United States v. Sawyer

*571MEMORANDUM *

Neat Allen Sawyer appeals the district court’s dismissal of his 28 U.S.C. § 2255 motion challenging his guilty plea to “honest services mad fraud” under 18 U.S.C. §§ 1341 and 1346. We affirm the dismissal of his § 2255 motion because Sawyer’s plea agreement prohibits him from filing such a motion attacking his conviction or sentence.

Sawyer, a former prosecutor, misused his position as former Chief Deputy Director of the California Office of Criminal Justice Planning by attempting to influence state officials and agencies to take official actions that would benefit a corporation in which Sawyer had a personal financial interest. Sawyer’s plea agreement included a waiver of his right to appeal his conviction and sentence, including a waiver of any post-conviction attack. During the plea colloquy, the district judge asked Sawyer whether he understood the plea, but did not describe the waiver in such precise terms. Sawyer answered in the affirmative. Ultimately, he was sentenced to six months in prison, six months of house arrest with electronic monitoring, and three years of supervised release.

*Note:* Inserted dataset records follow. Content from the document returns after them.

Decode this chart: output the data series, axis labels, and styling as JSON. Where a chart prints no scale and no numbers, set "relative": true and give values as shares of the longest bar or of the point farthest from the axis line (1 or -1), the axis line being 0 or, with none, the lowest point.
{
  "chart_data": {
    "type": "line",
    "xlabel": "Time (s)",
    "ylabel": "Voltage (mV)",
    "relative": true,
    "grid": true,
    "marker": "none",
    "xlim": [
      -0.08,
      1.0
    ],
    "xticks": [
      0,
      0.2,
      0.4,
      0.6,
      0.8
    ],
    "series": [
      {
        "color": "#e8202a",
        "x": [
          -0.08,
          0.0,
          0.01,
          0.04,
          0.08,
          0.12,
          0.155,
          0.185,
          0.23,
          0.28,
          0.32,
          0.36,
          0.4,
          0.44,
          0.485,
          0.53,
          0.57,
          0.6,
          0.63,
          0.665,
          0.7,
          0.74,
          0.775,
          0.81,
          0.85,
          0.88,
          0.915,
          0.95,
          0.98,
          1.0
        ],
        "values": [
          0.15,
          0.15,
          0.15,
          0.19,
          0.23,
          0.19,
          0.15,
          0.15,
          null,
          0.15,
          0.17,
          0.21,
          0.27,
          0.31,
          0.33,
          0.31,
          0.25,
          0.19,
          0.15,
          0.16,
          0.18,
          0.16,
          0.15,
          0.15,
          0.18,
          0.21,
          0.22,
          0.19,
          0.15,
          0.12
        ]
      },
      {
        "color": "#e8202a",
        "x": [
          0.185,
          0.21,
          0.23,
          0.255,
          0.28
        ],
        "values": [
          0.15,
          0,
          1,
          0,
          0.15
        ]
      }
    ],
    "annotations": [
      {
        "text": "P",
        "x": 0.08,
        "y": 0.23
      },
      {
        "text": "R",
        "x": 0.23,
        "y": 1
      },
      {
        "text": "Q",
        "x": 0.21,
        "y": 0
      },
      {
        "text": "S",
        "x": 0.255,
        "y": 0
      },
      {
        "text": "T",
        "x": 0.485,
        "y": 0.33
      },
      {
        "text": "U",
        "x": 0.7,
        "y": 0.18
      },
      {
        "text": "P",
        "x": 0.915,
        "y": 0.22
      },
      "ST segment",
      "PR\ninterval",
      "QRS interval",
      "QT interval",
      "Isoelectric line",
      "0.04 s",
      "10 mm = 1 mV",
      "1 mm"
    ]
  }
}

Generally, courts will enforce a waiver of the right to appeal if “(1) the language of the waiver encompasses the defendant’s right to appeal on the grounds claimed on appeal, and (2) the waiver is knowingly and voluntarily made.” United States v. Nunez, 223 F.3d 956, 958 (9th Cir.2000) (quoting United States v. Martinez, 143 F.3d 1266, 1270-71 (9th Cir.1998)). Sawyer appears to concede, as he must, that his waiver was knowingly and voluntarily made. In an attempt to escape his plea agreement and its direct prohibition of his current § 2255 motion, Sawyer relies on United States v. Buchanan, 59 F.3d 914 (9th Cir.1995), to argue that the district judge’s statements during the plea colloquy limited his waiver and allow him to challenge his conviction. Buchanan, however, is inapposite. This is not a case where Sawyer “could have a reasonable expectation” that he could challenge his conviction, because nothing the district judge said at sentencing contradicted the terms of the written plea agreement. Buchanan, 59 F.3d at 917. Accordingly, we conclude that the language of waiver in Sawyer’s plea agreement is enforceable.

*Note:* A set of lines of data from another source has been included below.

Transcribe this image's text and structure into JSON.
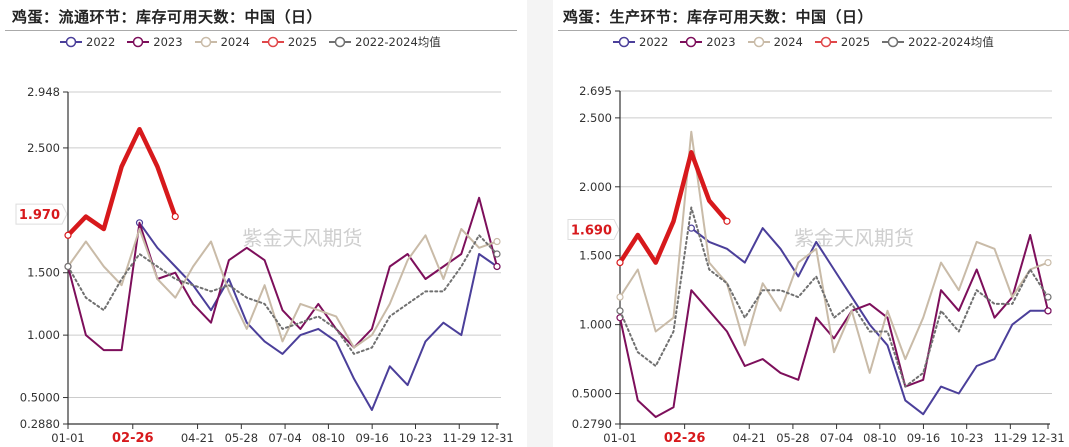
{
  "colors": {
    "y2022": "#4b3f9a",
    "y2023": "#7d0f5b",
    "y2024": "#c9bba8",
    "y2025": "#d7191c",
    "avg": "#707070",
    "grid": "#cccccc",
    "axis": "#333333",
    "highlight": "#d7191c"
  },
  "watermark": "紫金天风期货",
  "legend": [
    {
      "label": "2022",
      "color_key": "y2022",
      "icon": "circle-line-icon"
    },
    {
      "label": "2023",
      "color_key": "y2023",
      "icon": "circle-line-icon"
    },
    {
      "label": "2024",
      "color_key": "y2024",
      "icon": "circle-line-icon"
    },
    {
      "label": "2025",
      "color_key": "y2025",
      "icon": "circle-line-icon"
    },
    {
      "label": "2022-2024均值",
      "color_key": "avg",
      "icon": "circle-line-icon"
    }
  ],
  "charts": [
    {
      "title": "鸡蛋：流通环节：库存可用天数：中国（日）",
      "highlight_y_label": "1.970",
      "highlight_x_label": "02-26"
    },
    {
      "title": "鸡蛋：生产环节：库存可用天数：中国（日）",
      "highlight_y_label": "1.690",
      "highlight_x_label": "02-26"
    }
  ],
  "chart_data": [
    {
      "type": "line",
      "title": "鸡蛋：流通环节：库存可用天数：中国（日）",
      "xlabel": "",
      "ylabel": "",
      "ylim": [
        0.288,
        2.948
      ],
      "y_ticks": [
        "2.948",
        "2.500",
        "1.970",
        "1.500",
        "1.000",
        "0.5000",
        "0.2880"
      ],
      "x_ticks": [
        "01-01",
        "02-26",
        "04-21",
        "05-28",
        "07-04",
        "08-10",
        "09-16",
        "10-23",
        "11-29",
        "12-31"
      ],
      "grid": true,
      "legend_position": "top",
      "x": [
        "01-01",
        "01-15",
        "02-01",
        "02-15",
        "03-01",
        "03-15",
        "04-01",
        "04-15",
        "05-01",
        "05-15",
        "06-01",
        "06-15",
        "07-01",
        "07-15",
        "08-01",
        "08-15",
        "09-01",
        "09-15",
        "10-01",
        "10-15",
        "11-01",
        "11-15",
        "12-01",
        "12-15",
        "12-31"
      ],
      "series": [
        {
          "name": "2022",
          "values": [
            null,
            null,
            null,
            null,
            1.9,
            1.7,
            1.55,
            1.4,
            1.2,
            1.45,
            1.1,
            0.95,
            0.85,
            1.0,
            1.05,
            0.95,
            0.65,
            0.4,
            0.75,
            0.6,
            0.95,
            1.1,
            1.0,
            1.65,
            1.55
          ]
        },
        {
          "name": "2023",
          "values": [
            1.55,
            1.0,
            0.88,
            0.88,
            1.9,
            1.45,
            1.5,
            1.25,
            1.1,
            1.6,
            1.7,
            1.6,
            1.2,
            1.05,
            1.25,
            1.05,
            0.9,
            1.05,
            1.55,
            1.65,
            1.45,
            1.55,
            1.65,
            2.1,
            1.55
          ]
        },
        {
          "name": "2024",
          "values": [
            1.55,
            1.75,
            1.55,
            1.4,
            1.85,
            1.45,
            1.3,
            1.55,
            1.75,
            1.35,
            1.05,
            1.4,
            0.95,
            1.25,
            1.2,
            1.15,
            0.9,
            1.0,
            1.25,
            1.6,
            1.8,
            1.45,
            1.85,
            1.7,
            1.75
          ]
        },
        {
          "name": "2025",
          "values": [
            1.8,
            1.95,
            1.85,
            2.35,
            2.65,
            2.35,
            1.95,
            null,
            null,
            null,
            null,
            null,
            null,
            null,
            null,
            null,
            null,
            null,
            null,
            null,
            null,
            null,
            null,
            null,
            null
          ]
        },
        {
          "name": "2022-2024均值",
          "values": [
            1.55,
            1.3,
            1.2,
            1.45,
            1.65,
            1.55,
            1.45,
            1.4,
            1.35,
            1.4,
            1.3,
            1.25,
            1.05,
            1.1,
            1.15,
            1.05,
            0.85,
            0.9,
            1.15,
            1.25,
            1.35,
            1.35,
            1.55,
            1.8,
            1.65
          ]
        }
      ]
    },
    {
      "type": "line",
      "title": "鸡蛋：生产环节：库存可用天数：中国（日）",
      "xlabel": "",
      "ylabel": "",
      "ylim": [
        0.279,
        2.695
      ],
      "y_ticks": [
        "2.695",
        "2.500",
        "2.000",
        "1.690",
        "1.500",
        "1.000",
        "0.5000",
        "0.2790"
      ],
      "x_ticks": [
        "01-01",
        "02-26",
        "04-21",
        "05-28",
        "07-04",
        "08-10",
        "09-16",
        "10-23",
        "11-29",
        "12-31"
      ],
      "grid": true,
      "legend_position": "top",
      "x": [
        "01-01",
        "01-15",
        "02-01",
        "02-15",
        "03-01",
        "03-15",
        "04-01",
        "04-15",
        "05-01",
        "05-15",
        "06-01",
        "06-15",
        "07-01",
        "07-15",
        "08-01",
        "08-15",
        "09-01",
        "09-15",
        "10-01",
        "10-15",
        "11-01",
        "11-15",
        "12-01",
        "12-15",
        "12-31"
      ],
      "series": [
        {
          "name": "2022",
          "values": [
            null,
            null,
            null,
            null,
            1.7,
            1.6,
            1.55,
            1.45,
            1.7,
            1.55,
            1.35,
            1.6,
            1.4,
            1.2,
            1.0,
            0.85,
            0.45,
            0.35,
            0.55,
            0.5,
            0.7,
            0.75,
            1.0,
            1.1,
            1.1
          ]
        },
        {
          "name": "2023",
          "values": [
            1.05,
            0.45,
            0.33,
            0.4,
            1.25,
            1.1,
            0.95,
            0.7,
            0.75,
            0.65,
            0.6,
            1.05,
            0.9,
            1.1,
            1.15,
            1.05,
            0.55,
            0.6,
            1.25,
            1.1,
            1.4,
            1.05,
            1.2,
            1.65,
            1.1
          ]
        },
        {
          "name": "2024",
          "values": [
            1.2,
            1.4,
            0.95,
            1.05,
            2.4,
            1.45,
            1.3,
            0.85,
            1.3,
            1.1,
            1.45,
            1.55,
            0.8,
            1.1,
            0.65,
            1.1,
            0.75,
            1.05,
            1.45,
            1.25,
            1.6,
            1.55,
            1.2,
            1.4,
            1.45
          ]
        },
        {
          "name": "2025",
          "values": [
            1.45,
            1.65,
            1.45,
            1.75,
            2.25,
            1.9,
            1.75,
            null,
            null,
            null,
            null,
            null,
            null,
            null,
            null,
            null,
            null,
            null,
            null,
            null,
            null,
            null,
            null,
            null,
            null
          ]
        },
        {
          "name": "2022-2024均值",
          "values": [
            1.1,
            0.8,
            0.7,
            0.95,
            1.85,
            1.4,
            1.3,
            1.05,
            1.25,
            1.25,
            1.2,
            1.35,
            1.05,
            1.15,
            0.95,
            0.95,
            0.55,
            0.65,
            1.1,
            0.95,
            1.25,
            1.15,
            1.15,
            1.4,
            1.2
          ]
        }
      ]
    }
  ]
}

Sawyer further argues that the waiver should not be upheld on public policy grounds because he is “factually innocent.” See Bousley v. United States, 523 U.S. 614, 622, 118 S.Ct. 1604, 140 L.Ed.2d 828 (1998). Sawyer points to no legal development directly on point for the proposition that the conduct to which he pled did not constitute a crime. United States v. Weyhrauch, 548 F.3d at 1247-48 (9th Cir.2008), specifically stating that “we need not define the outer limits of public honest services mail fraud,” does not change this conclusion. It is apparent that Sawyer’s habeas petition was not one of actual or factual innocence, but a legal challenge to what is sufficient in this circuit to constitute honest services mail fraud. Compare Bousley, 523 U.S. at 623-24, 118 S.Ct. 1604. Therefore, his waiver is not excepted, and his § 2255 motion fails.

AFFIRMED.

This disposition is not appropriate for publication and is not precedent except as provided by 9th Cir. R. 36-3.